Abstract

The onboard fuel in an advanced aero engine can be used to cool the highly compressed hot air in a heat exchanger to restore the air's cooling capacity. In the process, the high fuel temperature leads to thermal oxidative reactions and surface coking. Large eddy simulations have been conducted in this paper to study the combined effects of buoyant and centrifugal forces on heat transfer and thermal oxidative coking of the aviation kerosene, RP-3, in vertical U-bend tubes at a supercritical pressure of 4 MPa. Numerical results indicate that buoyancy exerts its impact on fluid flows and heat transfer mainly in vertical straight sections of the tube, promoting turbulence generation in the downward flow and suppressing turbulence in the upward flow. This causes differences of the heat transfer and surface coking rate in the up-down and down-up cases. Centrifugal force plays an important role in fluid flows and heat transfer in the U-bend section.

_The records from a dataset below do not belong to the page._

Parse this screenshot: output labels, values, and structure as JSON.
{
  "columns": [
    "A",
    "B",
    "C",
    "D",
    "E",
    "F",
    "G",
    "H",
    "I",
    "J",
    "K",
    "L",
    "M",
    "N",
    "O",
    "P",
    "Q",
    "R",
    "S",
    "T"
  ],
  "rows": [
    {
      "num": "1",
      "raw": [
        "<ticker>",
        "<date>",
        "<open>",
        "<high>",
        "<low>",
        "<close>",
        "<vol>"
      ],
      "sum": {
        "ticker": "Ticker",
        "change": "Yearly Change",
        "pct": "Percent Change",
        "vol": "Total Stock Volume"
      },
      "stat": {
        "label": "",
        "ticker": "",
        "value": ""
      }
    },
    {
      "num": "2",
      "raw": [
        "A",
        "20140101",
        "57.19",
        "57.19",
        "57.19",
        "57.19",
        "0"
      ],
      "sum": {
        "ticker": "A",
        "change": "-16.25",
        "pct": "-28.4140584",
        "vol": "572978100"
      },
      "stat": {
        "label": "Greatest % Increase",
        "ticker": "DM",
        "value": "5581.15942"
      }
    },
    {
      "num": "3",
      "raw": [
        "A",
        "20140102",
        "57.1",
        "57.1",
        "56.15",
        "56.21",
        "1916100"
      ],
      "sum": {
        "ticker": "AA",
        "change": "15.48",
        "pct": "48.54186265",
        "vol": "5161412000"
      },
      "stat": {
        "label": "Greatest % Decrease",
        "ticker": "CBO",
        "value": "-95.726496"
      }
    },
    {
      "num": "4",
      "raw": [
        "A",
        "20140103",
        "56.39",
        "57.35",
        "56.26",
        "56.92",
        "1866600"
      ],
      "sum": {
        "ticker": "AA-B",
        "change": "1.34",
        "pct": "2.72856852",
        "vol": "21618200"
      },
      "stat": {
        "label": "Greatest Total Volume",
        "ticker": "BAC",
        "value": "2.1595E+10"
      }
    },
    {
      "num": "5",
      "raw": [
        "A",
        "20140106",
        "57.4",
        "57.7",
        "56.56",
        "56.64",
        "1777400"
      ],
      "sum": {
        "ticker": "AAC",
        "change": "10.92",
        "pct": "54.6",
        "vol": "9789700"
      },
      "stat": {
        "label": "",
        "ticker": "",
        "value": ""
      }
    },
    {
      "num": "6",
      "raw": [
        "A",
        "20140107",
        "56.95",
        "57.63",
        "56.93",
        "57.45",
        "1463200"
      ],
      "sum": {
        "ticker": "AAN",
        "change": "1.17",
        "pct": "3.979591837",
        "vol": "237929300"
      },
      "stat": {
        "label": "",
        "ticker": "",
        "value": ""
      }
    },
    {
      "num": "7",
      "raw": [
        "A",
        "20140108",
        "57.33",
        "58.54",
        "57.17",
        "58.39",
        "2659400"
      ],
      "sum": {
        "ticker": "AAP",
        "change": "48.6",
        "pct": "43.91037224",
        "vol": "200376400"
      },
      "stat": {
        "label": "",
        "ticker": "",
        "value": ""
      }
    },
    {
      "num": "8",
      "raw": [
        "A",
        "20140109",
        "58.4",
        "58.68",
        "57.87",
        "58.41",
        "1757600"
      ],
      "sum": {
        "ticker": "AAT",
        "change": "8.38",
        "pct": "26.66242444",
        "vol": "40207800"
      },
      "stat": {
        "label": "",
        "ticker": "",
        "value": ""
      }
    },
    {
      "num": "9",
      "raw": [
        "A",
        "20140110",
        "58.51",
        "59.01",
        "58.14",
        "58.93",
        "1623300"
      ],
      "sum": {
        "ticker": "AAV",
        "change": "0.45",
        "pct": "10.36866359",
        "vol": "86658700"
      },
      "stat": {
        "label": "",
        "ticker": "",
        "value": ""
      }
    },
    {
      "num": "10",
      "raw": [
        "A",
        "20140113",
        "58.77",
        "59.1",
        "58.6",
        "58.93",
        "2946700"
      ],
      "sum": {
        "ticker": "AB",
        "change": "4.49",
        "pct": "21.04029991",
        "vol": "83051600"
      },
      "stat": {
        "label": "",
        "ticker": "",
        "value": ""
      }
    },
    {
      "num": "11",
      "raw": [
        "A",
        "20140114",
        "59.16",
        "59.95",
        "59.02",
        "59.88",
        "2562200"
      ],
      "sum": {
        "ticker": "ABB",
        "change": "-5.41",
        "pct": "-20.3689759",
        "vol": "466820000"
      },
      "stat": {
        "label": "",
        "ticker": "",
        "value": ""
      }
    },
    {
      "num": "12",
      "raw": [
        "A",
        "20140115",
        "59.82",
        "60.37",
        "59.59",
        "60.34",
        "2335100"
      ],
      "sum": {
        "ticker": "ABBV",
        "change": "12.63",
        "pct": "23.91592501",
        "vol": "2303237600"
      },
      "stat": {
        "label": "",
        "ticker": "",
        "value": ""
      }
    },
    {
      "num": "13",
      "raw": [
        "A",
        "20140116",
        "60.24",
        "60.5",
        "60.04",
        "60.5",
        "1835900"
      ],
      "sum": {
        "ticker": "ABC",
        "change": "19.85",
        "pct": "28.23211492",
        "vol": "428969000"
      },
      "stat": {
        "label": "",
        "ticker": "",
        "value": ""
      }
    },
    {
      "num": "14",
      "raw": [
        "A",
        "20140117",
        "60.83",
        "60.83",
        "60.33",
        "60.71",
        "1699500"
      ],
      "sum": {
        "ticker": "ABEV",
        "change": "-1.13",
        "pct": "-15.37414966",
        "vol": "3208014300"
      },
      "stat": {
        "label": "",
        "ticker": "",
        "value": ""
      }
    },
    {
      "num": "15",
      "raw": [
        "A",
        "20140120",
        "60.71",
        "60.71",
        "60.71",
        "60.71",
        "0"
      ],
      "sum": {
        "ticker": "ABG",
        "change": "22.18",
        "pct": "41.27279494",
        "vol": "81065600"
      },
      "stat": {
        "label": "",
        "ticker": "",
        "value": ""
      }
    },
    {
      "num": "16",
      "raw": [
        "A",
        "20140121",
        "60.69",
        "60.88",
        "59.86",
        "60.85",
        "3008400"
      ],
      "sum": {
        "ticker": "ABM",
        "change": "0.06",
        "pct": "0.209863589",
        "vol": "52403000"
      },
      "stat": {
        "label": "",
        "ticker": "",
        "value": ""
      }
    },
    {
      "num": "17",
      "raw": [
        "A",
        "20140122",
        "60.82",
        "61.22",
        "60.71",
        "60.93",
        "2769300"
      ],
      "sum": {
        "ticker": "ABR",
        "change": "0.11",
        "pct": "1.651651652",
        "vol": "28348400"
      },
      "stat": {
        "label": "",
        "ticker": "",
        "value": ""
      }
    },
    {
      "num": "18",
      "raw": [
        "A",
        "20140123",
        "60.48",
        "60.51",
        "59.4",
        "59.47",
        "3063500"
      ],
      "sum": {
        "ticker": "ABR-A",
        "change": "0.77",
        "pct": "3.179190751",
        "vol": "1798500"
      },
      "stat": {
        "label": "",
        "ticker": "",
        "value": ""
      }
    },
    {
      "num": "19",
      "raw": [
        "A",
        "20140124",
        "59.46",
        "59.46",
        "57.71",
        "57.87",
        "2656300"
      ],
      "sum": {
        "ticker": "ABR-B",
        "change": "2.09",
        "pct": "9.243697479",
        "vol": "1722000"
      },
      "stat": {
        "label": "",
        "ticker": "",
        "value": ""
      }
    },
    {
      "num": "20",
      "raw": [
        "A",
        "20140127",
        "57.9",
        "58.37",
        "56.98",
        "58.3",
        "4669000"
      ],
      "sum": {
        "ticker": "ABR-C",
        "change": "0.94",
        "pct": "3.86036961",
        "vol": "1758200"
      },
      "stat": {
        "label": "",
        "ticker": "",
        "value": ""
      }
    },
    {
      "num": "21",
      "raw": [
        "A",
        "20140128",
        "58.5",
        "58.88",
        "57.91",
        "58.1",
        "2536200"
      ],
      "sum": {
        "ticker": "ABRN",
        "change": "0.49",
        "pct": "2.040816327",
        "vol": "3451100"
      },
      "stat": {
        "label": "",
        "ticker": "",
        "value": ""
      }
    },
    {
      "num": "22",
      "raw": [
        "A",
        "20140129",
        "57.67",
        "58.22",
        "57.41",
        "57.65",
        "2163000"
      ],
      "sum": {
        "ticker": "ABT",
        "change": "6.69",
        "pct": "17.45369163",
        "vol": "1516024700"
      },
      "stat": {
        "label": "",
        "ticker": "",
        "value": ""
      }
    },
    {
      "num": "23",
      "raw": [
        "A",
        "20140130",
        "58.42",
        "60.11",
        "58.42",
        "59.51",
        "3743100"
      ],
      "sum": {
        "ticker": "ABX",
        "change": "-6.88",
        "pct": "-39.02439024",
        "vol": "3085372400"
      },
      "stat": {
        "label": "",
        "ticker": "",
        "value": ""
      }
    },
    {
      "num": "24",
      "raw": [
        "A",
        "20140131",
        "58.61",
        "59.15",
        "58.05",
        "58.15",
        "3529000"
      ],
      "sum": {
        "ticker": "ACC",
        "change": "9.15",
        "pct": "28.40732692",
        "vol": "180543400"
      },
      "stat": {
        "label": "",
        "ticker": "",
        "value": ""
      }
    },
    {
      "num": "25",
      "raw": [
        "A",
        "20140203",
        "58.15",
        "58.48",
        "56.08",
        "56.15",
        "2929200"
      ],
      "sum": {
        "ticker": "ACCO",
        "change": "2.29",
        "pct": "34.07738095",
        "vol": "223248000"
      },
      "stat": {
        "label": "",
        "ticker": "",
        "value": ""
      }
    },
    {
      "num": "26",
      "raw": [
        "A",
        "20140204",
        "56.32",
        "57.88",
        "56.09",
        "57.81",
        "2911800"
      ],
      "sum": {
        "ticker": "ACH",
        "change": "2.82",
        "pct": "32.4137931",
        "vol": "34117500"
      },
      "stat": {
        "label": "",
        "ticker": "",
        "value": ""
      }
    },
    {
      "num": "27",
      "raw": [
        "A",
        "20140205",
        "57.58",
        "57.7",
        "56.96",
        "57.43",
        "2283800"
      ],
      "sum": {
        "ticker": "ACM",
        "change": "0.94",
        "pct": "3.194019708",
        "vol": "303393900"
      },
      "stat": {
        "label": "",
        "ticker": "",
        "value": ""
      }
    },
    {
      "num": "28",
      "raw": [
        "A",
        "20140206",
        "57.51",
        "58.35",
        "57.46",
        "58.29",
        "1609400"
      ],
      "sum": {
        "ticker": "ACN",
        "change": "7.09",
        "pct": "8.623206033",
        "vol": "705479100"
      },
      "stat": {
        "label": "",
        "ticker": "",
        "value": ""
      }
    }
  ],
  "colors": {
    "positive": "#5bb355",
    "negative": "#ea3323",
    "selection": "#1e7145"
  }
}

Strong secondary flows driven by the centrifugal effect significantly enhance heat transfer in the outer region but weaken heat transfer in the inner region of the U-bend section, resulting in up to 300 K circumferential wall temperature difference in the present cases. The large wall temperature gradient and high wall temperature lead to significant thermal oxidative coking inside the tube near the entrance and in the inner region near the exit of the U-bend section. Results herein provide fundamental understanding and have practical implication for the design and safe operation of an air-fuel heat exchanger in aerospace applications.